According to Ibn al-Jawzi's book entitled Mirat al Zamanwzi, Al-Daraqutni considered Ibn Qutayba to be one of the innovators whose beliefs leaned towards anthropomorphism attributing direction, shape and image to God. He also claimed that Ibn Qutayba showed enmity towards Ahl al-Bayt. Al-Daraqutni wrote a treatise against Muʿtazilite Amr ibn Ubayd on the subject of anthropomorphic narrations in relation to God's attributes and defending the ambiguous texts by providing evidence for its authenticity.

== Works ==
Several of al-Daraqutni's extant works have been published:

=== General hadith works ===

- al-Sunan, his primary hadith collection.
- Kitab al-du'afa wa-l-matrukin, an alphabetically ordered list of 632 hadith transmitters considered to be da'if or rejected.
- al-'Ilal al-warida fi al-ahadith
- al-Mukhtalif wa-l mu'talif fi asma al-rijal, a list of hadith transmitters who names are similar in spelling but differ in pronunciation.
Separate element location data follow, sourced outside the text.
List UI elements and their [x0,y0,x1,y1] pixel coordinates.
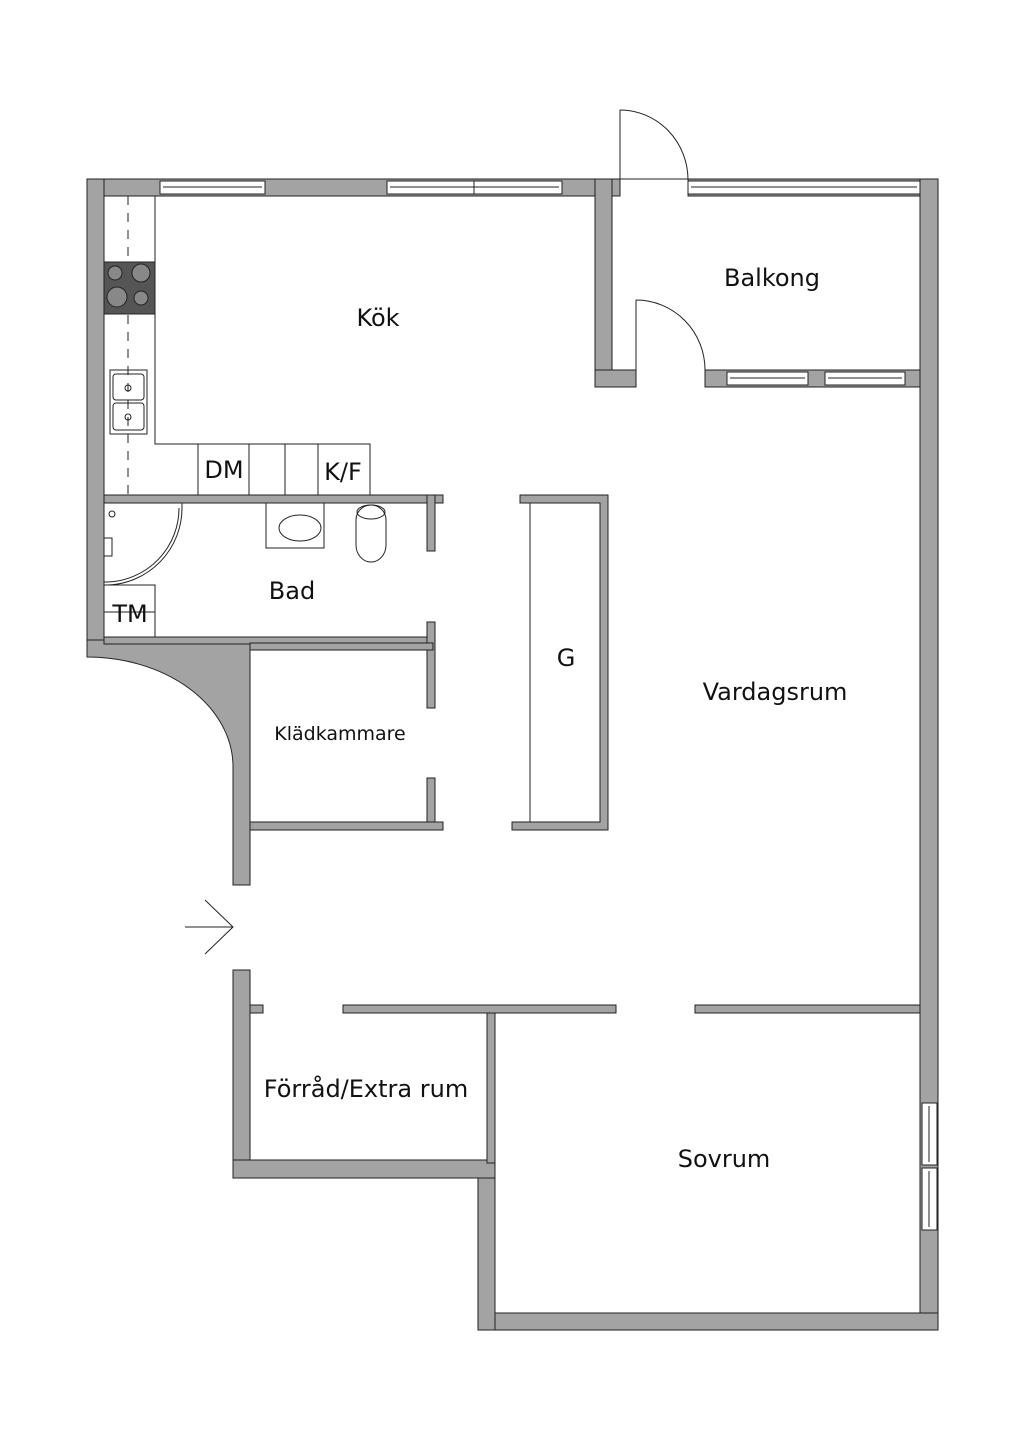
room-label-kladkammare: Klädkammare [274,723,406,745]
kitchen-counter [127,196,371,495]
washer-label: TM [112,600,148,628]
wardrobe-label: G [556,644,576,672]
washbasin-icon [265,502,325,549]
entrance-arrow-icon [185,899,234,955]
walls [86,178,939,1331]
stove-icon [103,261,156,315]
room-label-bad: Bad [268,577,316,605]
room-label-vardagsrum: Vardagsrum [702,678,848,706]
room-label-sovrum: Sovrum [677,1145,771,1173]
shower-icon [103,503,183,637]
kitchen-sink-icon [109,369,148,435]
windows [159,180,938,1231]
fridge-freezer-label: K/F [324,458,362,486]
room-label-forrad: Förråd/Extra rum [263,1075,469,1103]
dishwasher-label: DM [204,456,244,484]
doors [612,109,706,387]
room-label-kok: Kök [356,304,400,332]
room-label-balkong: Balkong [723,264,821,292]
toilet-icon [355,504,387,563]
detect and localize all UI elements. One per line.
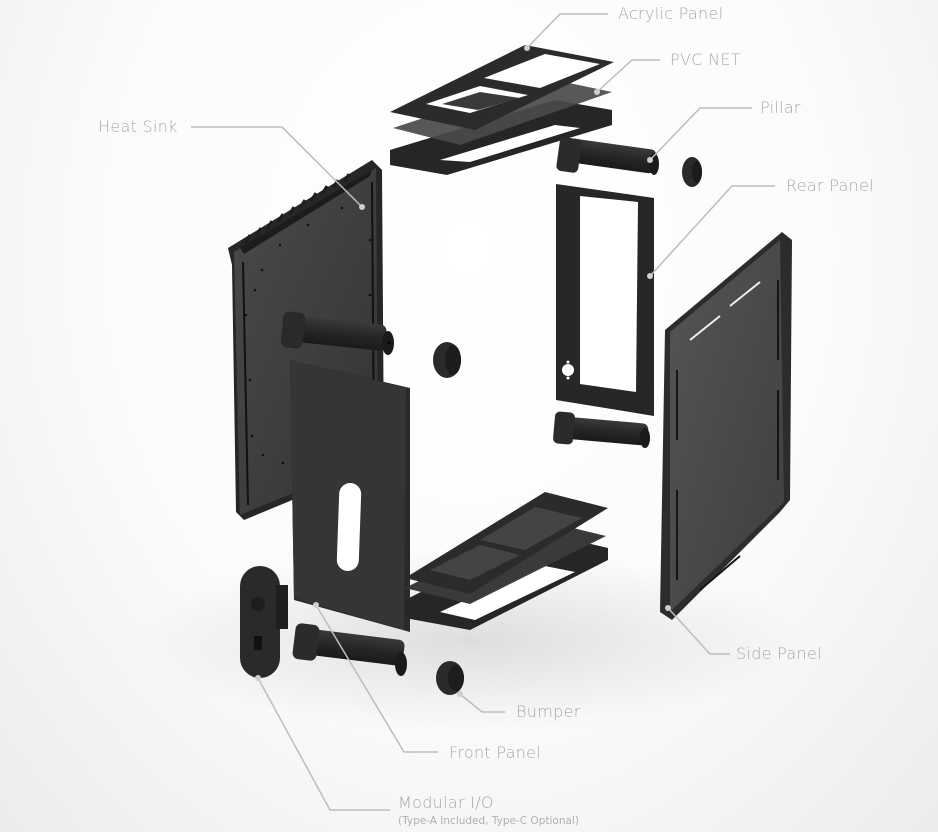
label-bumper: Bumper	[516, 702, 581, 721]
top-panel-stack	[390, 45, 614, 175]
bumper-part-top	[682, 157, 702, 187]
leader-dots	[255, 45, 671, 697]
label-modular-io-subtext: (Type-A Included, Type-C Optional)	[398, 815, 579, 827]
modular-io-part	[240, 566, 288, 678]
pillar-part-left	[280, 311, 394, 355]
pillar-part-bottom	[292, 623, 407, 676]
pillar-part-top	[556, 137, 659, 175]
label-front-panel: Front Panel	[449, 743, 542, 762]
label-acrylic-panel: Acrylic Panel	[618, 4, 724, 23]
label-modular-io: Modular I/O	[398, 793, 494, 812]
leader-lines	[191, 13, 775, 811]
label-pillar: Pillar	[760, 98, 801, 117]
bumper-part-bottom	[436, 661, 464, 695]
bottom-panel-stack	[405, 492, 608, 630]
label-side-panel: Side Panel	[736, 644, 822, 663]
rear-panel-part	[556, 184, 654, 416]
label-pvc-net: PVC NET	[670, 50, 741, 69]
front-panel-part	[290, 360, 410, 632]
pillar-part-right	[553, 411, 650, 448]
label-rear-panel: Rear Panel	[786, 176, 874, 195]
side-panel-part	[660, 232, 792, 620]
bumper-part-center	[433, 342, 461, 378]
label-heat-sink: Heat Sink	[98, 117, 178, 136]
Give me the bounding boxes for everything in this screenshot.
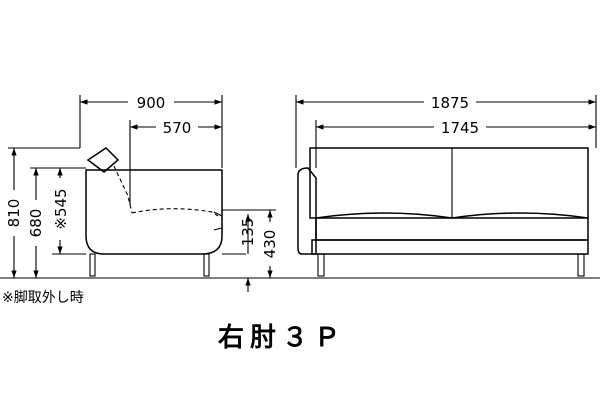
dim-seat-height: 430 xyxy=(261,230,279,259)
dim-back-height: 680 xyxy=(27,209,45,238)
dim-side-depth: 900 xyxy=(137,94,166,112)
dim-arm-height-no-legs: ※545 xyxy=(52,188,70,229)
front-view xyxy=(297,147,589,277)
dim-side-seat-depth: 570 xyxy=(163,119,192,137)
dim-front-total-width: 1875 xyxy=(431,94,469,112)
page-title: 右肘３Ｐ xyxy=(218,323,346,353)
side-dimensions: 900 570 810 680 ※545 135 430 xyxy=(5,94,279,292)
dim-front-inner-width: 1745 xyxy=(441,119,479,137)
dim-leg-clearance: 135 xyxy=(239,218,257,247)
dim-total-height: 810 xyxy=(5,199,23,228)
front-dimensions: 1875 1745 xyxy=(295,94,597,168)
footnote: ※脚取外し時 xyxy=(2,290,84,306)
side-view xyxy=(0,147,600,279)
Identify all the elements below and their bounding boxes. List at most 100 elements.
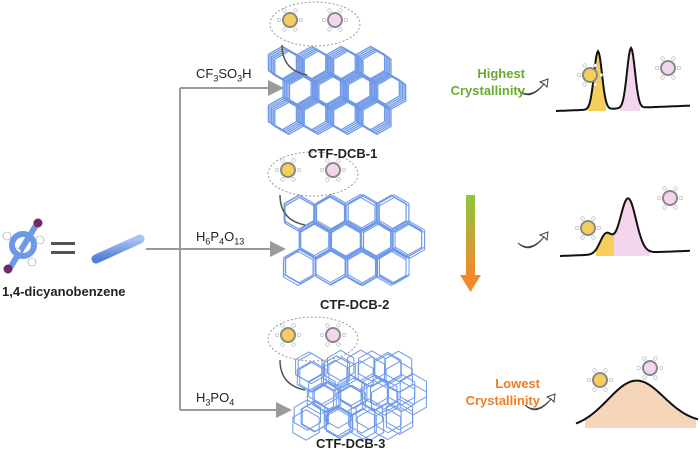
hexagon-pore bbox=[399, 373, 427, 405]
hexagon-pore bbox=[318, 75, 348, 110]
molecule-icon bbox=[654, 56, 682, 80]
hexagon-pore bbox=[328, 356, 356, 389]
hexagon-pore bbox=[332, 101, 363, 136]
hexagon-pore bbox=[385, 398, 413, 431]
equals-sign bbox=[51, 242, 75, 254]
hexagon-pore bbox=[345, 250, 377, 286]
peak-fill bbox=[614, 198, 650, 256]
product-label-2: CTF-DCB-2 bbox=[320, 297, 390, 312]
hexagon-pore bbox=[295, 351, 323, 383]
hexagon-pore bbox=[375, 194, 407, 230]
curved-arrow-icon bbox=[281, 44, 308, 76]
hexagon-pore bbox=[357, 356, 385, 388]
hexagon-pore bbox=[370, 378, 398, 410]
hexagon-pore bbox=[347, 195, 379, 231]
hexagon-pore bbox=[347, 349, 375, 382]
hexagon-pore bbox=[356, 409, 385, 441]
framework-ctf-dcb-2 bbox=[282, 193, 426, 287]
hexagon-pore bbox=[326, 407, 354, 440]
hexagon-pore bbox=[371, 384, 399, 416]
hexagon-pore bbox=[391, 222, 423, 259]
molecule-inset-2 bbox=[267, 151, 359, 226]
dicyanobenzene-molecule-icon bbox=[2, 218, 45, 274]
molecule-icon bbox=[586, 368, 614, 392]
hexagon-pore bbox=[303, 50, 333, 85]
hexagon-pore bbox=[385, 361, 413, 393]
hexagon-pore bbox=[394, 220, 426, 257]
hexagon-pore bbox=[345, 193, 376, 230]
framework-ctf-dcb-3 bbox=[292, 349, 427, 441]
monomer-label: 1,4-dicyanobenzene bbox=[2, 284, 126, 299]
pxrd-pattern-1 bbox=[517, 45, 691, 112]
hexagon-pore bbox=[335, 385, 364, 417]
hexagon-pore bbox=[313, 381, 342, 414]
molecule-inset-1 bbox=[269, 1, 361, 76]
hexagon-pore bbox=[340, 377, 368, 409]
hexagon-pore bbox=[282, 250, 314, 287]
hexagon-pore bbox=[377, 75, 407, 110]
hexagon-pore bbox=[298, 223, 330, 259]
peak-fill bbox=[585, 380, 696, 428]
pxrd-pattern-2 bbox=[517, 197, 690, 257]
crystallinity-gradient-arrow bbox=[460, 195, 481, 292]
peak-fill bbox=[588, 51, 606, 111]
arrow-icon bbox=[517, 231, 549, 249]
framework-ctf-dcb-1 bbox=[267, 45, 407, 136]
hexagon-pore bbox=[288, 75, 319, 110]
rod-icon bbox=[91, 234, 145, 264]
hexagon-pore bbox=[292, 409, 320, 441]
hexagon-pore bbox=[362, 101, 392, 136]
hexagon-pore bbox=[306, 383, 335, 415]
hexagon-pore bbox=[314, 195, 346, 231]
hexagon-pore bbox=[376, 248, 407, 285]
hexagon-pore bbox=[330, 223, 362, 260]
hexagon-pore bbox=[384, 350, 413, 383]
hexagon-pore bbox=[330, 221, 362, 257]
pxrd-curve bbox=[556, 45, 691, 112]
hexagon-pore bbox=[332, 50, 363, 85]
peak-fill bbox=[596, 230, 616, 256]
condition-h6p4o13: H6P4O13 bbox=[196, 229, 245, 247]
hexagon-pore bbox=[299, 361, 327, 393]
molecule-inset-3 bbox=[267, 316, 359, 391]
molecule-icon bbox=[576, 63, 604, 87]
hexagon-pore bbox=[355, 398, 383, 430]
arrow-icon bbox=[517, 78, 549, 96]
hexagon-pore bbox=[337, 374, 365, 407]
hexagon-pore bbox=[301, 400, 330, 433]
hexagon-pore bbox=[322, 355, 351, 387]
hexagon-pore bbox=[283, 194, 315, 230]
hexagon-pore bbox=[349, 408, 377, 440]
molecule-icon bbox=[656, 186, 684, 210]
hexagon-pore bbox=[274, 50, 304, 85]
arrow-icon bbox=[524, 393, 556, 411]
curved-arrow-icon bbox=[279, 194, 306, 226]
hexagon-pore bbox=[378, 196, 410, 233]
pxrd-curve bbox=[560, 197, 690, 257]
hexagon-pore bbox=[360, 380, 388, 412]
hexagon-pore bbox=[274, 101, 304, 136]
pxrd-curve bbox=[575, 379, 699, 425]
hexagon-pore bbox=[300, 400, 328, 433]
hexagon-pore bbox=[378, 248, 410, 284]
hexagon-pore bbox=[297, 352, 325, 385]
hexagon-pore bbox=[303, 101, 333, 136]
hexagon-pore bbox=[323, 405, 352, 437]
condition-h3po4: H3PO4 bbox=[196, 390, 235, 408]
reaction-arrows bbox=[146, 80, 292, 418]
molecule-icon bbox=[574, 216, 602, 240]
condition-cf3so3h: CF3SO3H bbox=[196, 66, 252, 84]
hexagon-pore bbox=[362, 50, 392, 85]
product-label-3: CTF-DCB-3 bbox=[316, 436, 386, 451]
hexagon-pore bbox=[293, 399, 321, 431]
hexagon-pore bbox=[374, 401, 402, 434]
hexagon-pore bbox=[346, 360, 374, 392]
pxrd-pattern-3 bbox=[524, 379, 699, 428]
hexagon-pore bbox=[347, 75, 377, 110]
hexagon-pore bbox=[308, 373, 336, 405]
hexagon-pore bbox=[373, 351, 402, 384]
hexagon-pore bbox=[285, 248, 316, 285]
=== Works on Sahih al-Bukhari and Sahih Muslim ===
Al-Daraqutni wrote a series of commentaries, addendums and analyses of narrations contained within Sahih al-Bukhari and Sahih Muslim.
- Dhikr asma' al-tabi'in wa-man ba'dahum mimman sahhat riwayatuhuu min al-thiqat 'ind Muhammad ibn Isma'il al-Bukhari
- Dhikr asma' al-tabi'in wa-man ba'dahum mimman sahhat riwayatuhu 'ind Muslim
- al-Ilzamat ala sahiay al-Bukhari, a compilation of 109 narrations whose chains of narration, according to al-Daraqutni, satisfy the requirements for inclusion in Sahih al-Bukhari and Sahih Muslim.
- Asma al-sahaba allati ittafaqa fiha al-Bukhari wa-Muslim wa-ma infarada bihi kull minhuma
- Kitab al-tatabbu
- Kitab fi dhikr riwayat al-sahihayn

==== Kitab al-tattabu ====
In his Kitab al-tatabbu, al-Daraqutni reviews 217 narrations within the two collections which he deems to be flawed using both isnad and matn criticism. Reasons given include the isnad not meeting the requirements for inclusion in the collections, and the commentary of the hadith's transmitters being inadvertently merged with its matn. Jonathan A. C. Brown cautions that the work is an adjustment to the two collections rather than an attack on their overall integrity.

=== Works on theology ===

- Kitāb as-sifāt, a collection of hadiths concerning the attributes of God.
- Kitab al-Ru'ya, a collection of hadiths concerning the vision of Allah on the Day of Judgement.
- Ahadith An-Nuzūl, a collection of hadiths concerning the descent (nuzūl) of Allah from the heavens.

=== Other ===

- Kitab al-qira'at, a work on the different recitations of the Quran.